Click Next, review configuration, then Create budget

Step 2.2: Advanced Budget Configuration (25 minutes)

Important: > This task is optional. Participants can skip this task to proceed to the GCP section which is the main focus of the workshop.

1. Create Environment-Specific Budgets

Development Environment Budget:

Return to the Budgets dashboard and click Create budget
Select Customize (advanced) → Cost budget
Budget name: ML-Development-Environment
Period: Monthly
Method: Fixed
Amount: $500
Filters:
- Tags: Environment:Development
- Service: Amazon SageMaker

Production Environment Budget:

Click Create budget again
Budget name: ML-Production-Environment
Period: Monthly
Method: Fixed
Amount: $5,000
Filters focused on production resources

2. Budget Actions Configuration (2025 Feature)

In the budget creation wizard, scroll to Actions
Click Add action
Configure automated response:
- Action type: Apply IAM policy or target EC2/RDS instances
- Threshold: 90% actual spend
- Execution: Require approval (recommended) or Automatic
Define policy or instance targeting criteria

3. Budget Monitoring Setup

Navigate to the main Budgets dashboard
Review all created budgets in list view
Click each budget radio box to view details in the right panel Budget preview.
Check the Thresholds column for status (Green, Yellow, Red) Green is OK, Yellow is approaching threshold, Red is over budget.
Document the monitoring process

Lab 1.1 Deliverables Checklist

AWS cost analysis report with detailed SageMaker breakdown
Configured AWS budgets with alert thresholds and actions
Optimization recommendations document
Ongoing monitoring process documentation
Baseline cost data for GCP migration comparison

☁️ Lab 1.2: Google Cloud Console Cost Management and Billing Tools Deep Dive

Lab Information

Duration: 4 hours
Tools Required: Google Cloud Console only, web browser, spreadsheet application
Difficulty: Intermediate

Lab Objectives

Master Google Cloud billing and cost management tools using console interface only
Understand GCP pricing models for Vertex AI and supporting services
Implement cost controls and monitoring for GCP ML workloads through console
Create comprehensive cost comparison framework between AWS and GCP

Section 1: Google Cloud Billing Console Deep Dive (60 minutes)

Step 1.1: Billing Account Setup and Navigation (20 minutes)

Open your web browser
Navigate to the Google Cloud Console (https://console.cloud.google.com/) and sign in: Google Cloud Console

In the top left corner of the console by the Google Cloud logo, Select the Project Picker. The project picker may display your organization name or a project name. For example, it may display cloudlearningsolution or the project MFAv2. It may also display No organization if you are not part of an organization.

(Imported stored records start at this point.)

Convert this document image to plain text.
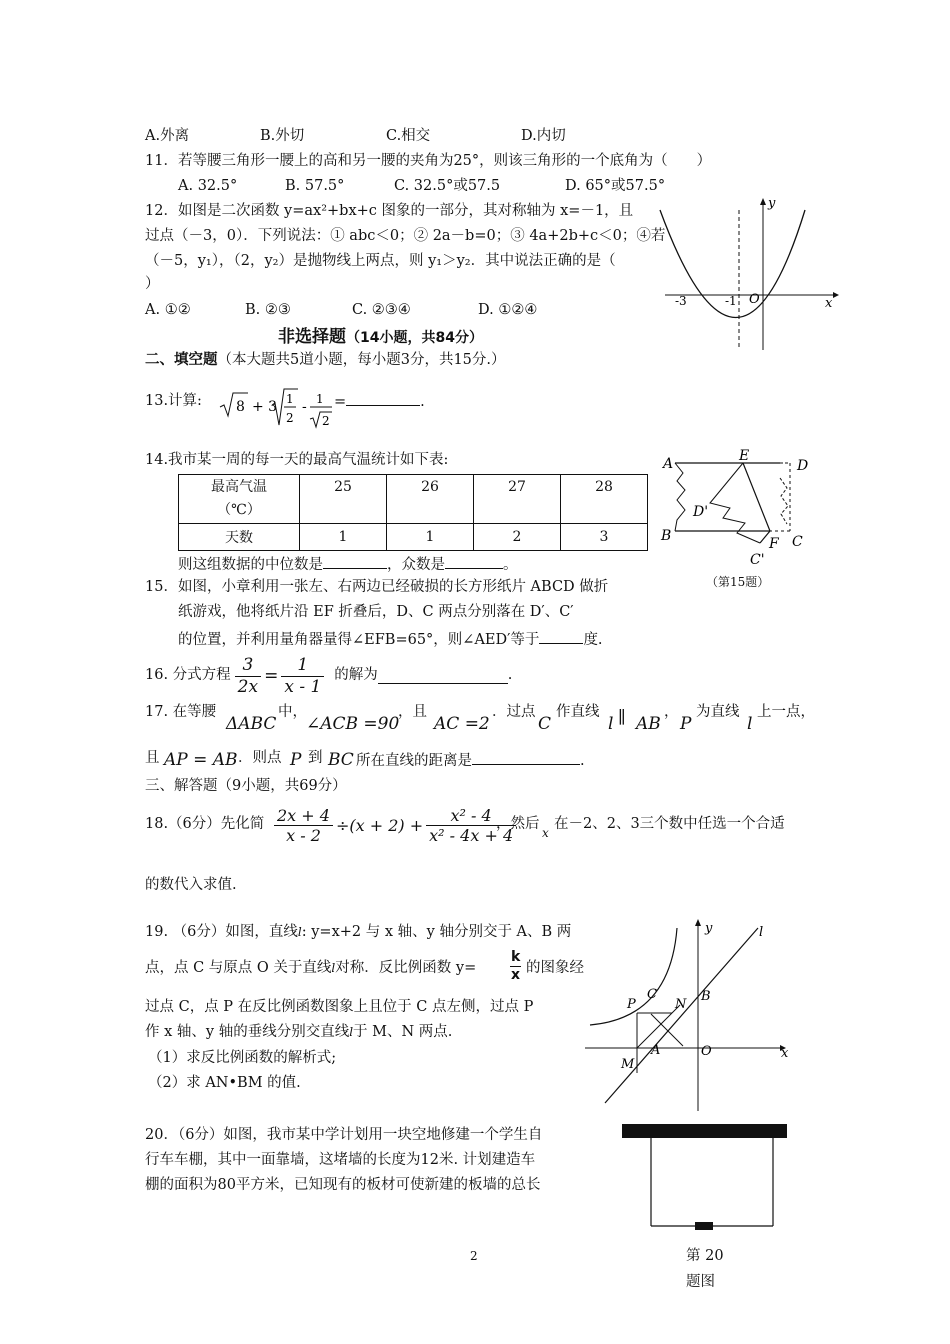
A.外离	B.外切	C.相交	D.内切
11．若等腰三角形一腰上的高和另一腰的夹角为25°，则该三角形的一个底角为（　　）
A. 32.5°	B. 57.5°	C. 32.5°或57.5	D. 65°或57.5°
12．如图是二次函数 y=ax²+bx+c 图象的一部分，其对称轴为 x=－1，且
过点（－3，0）．下列说法：① abc＜0；② 2a－b=0；③ 4a+2b+c＜0；④若
（－5，y₁），（2，y₂）是抛物线上两点，则 y₁＞y₂．其中说法正确的是（
）
A. ①②	B. ②③	C. ②③④	D. ①②④
y
x
O
-3	-1
非选择题（14小题，共84分）
二、填空题（本大题共5道小题，每小题3分，共15分.）
13.计算: 8 + 3 1
2
- 1
2
=	.
14.我市某一周的每一天的最高气温统计如下表:
最高气温
（℃）	25	26	27	28
天数	1	1	2	3
则这组数据的中位数是	，众数是	。
A	E
D
D'
B	F C
C'
（第15题）
15．如图，小章利用一张左、右两边已经破损的长方形纸片 ABCD 做折
纸游戏，他将纸片沿 EF 折叠后，D、C 两点分别落在 D′、C′
的位置，并利用量角器量得∠EFB=65°，则∠AED′等于	度.
16. 分式方程 $\frac{3}{2x} = \frac{1}{x - 1}$ 的解为	.
17. 在等腰
ΔABC
中，
∠ACB =90
，且
AC =2
．过点
C
作直线
l ∥ AB
，
P
为直线
l
上一点，
且 AP = AB ．则点 P 到 BC 所在直线的距离是	.
三、解答题（9小题，共69分）
18.（6分）先化简 $\frac{2x + 4}{x - 2} \div(x + 2) + \frac{\text{x² - 4}}{\text{x² - 4x + 4}}$
，然后
x
在－2、2、3三个数中任选一个合适
的数代入求值.
19. （6分）如图，直线l: y=x+2 与 x 轴、y 轴分别交于 A、B 两
点，点 C 与原点 O 关于直线l对称．反比例函数 y=
k
x 的图象经
过点 C，点 P 在反比例函数图象上且位于 C 点左侧，过点 P
作 x 轴、y 轴的垂线分别交直线l于 M、N 两点.
（1）求反比例函数的解析式;
（2）求 AN•BM 的值.
y	l
C
P	N
B
A	O	x
M
20．（6分）如图，我市某中学计划用一块空地修建一个学生自
行车车棚，其中一面靠墙，这堵墙的长度为12米. 计划建造车
棚的面积为80平方米，已知现有的板材可使新建的板墙的总长
第 20
题图
2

After selecting the project picker regardless of the default setting, ergo; cloudlearningsolution. In the Select a resource box, select if not already displayed the organization cloudlearningsolution, then select your project by clicking All and then selecting your project name. Review the Type column to ensure you are selecting a project and not an organization or folder. Note: You may need to expand the domain name to see and select your project.

3. In the GCP Console Search Bar, type All Products and select All Products from the drop-down options. 4. On the All Products page, under the Management section, click Billing 5. Select your billing account from the Billing screen. You may need to select My projects to see your billing account.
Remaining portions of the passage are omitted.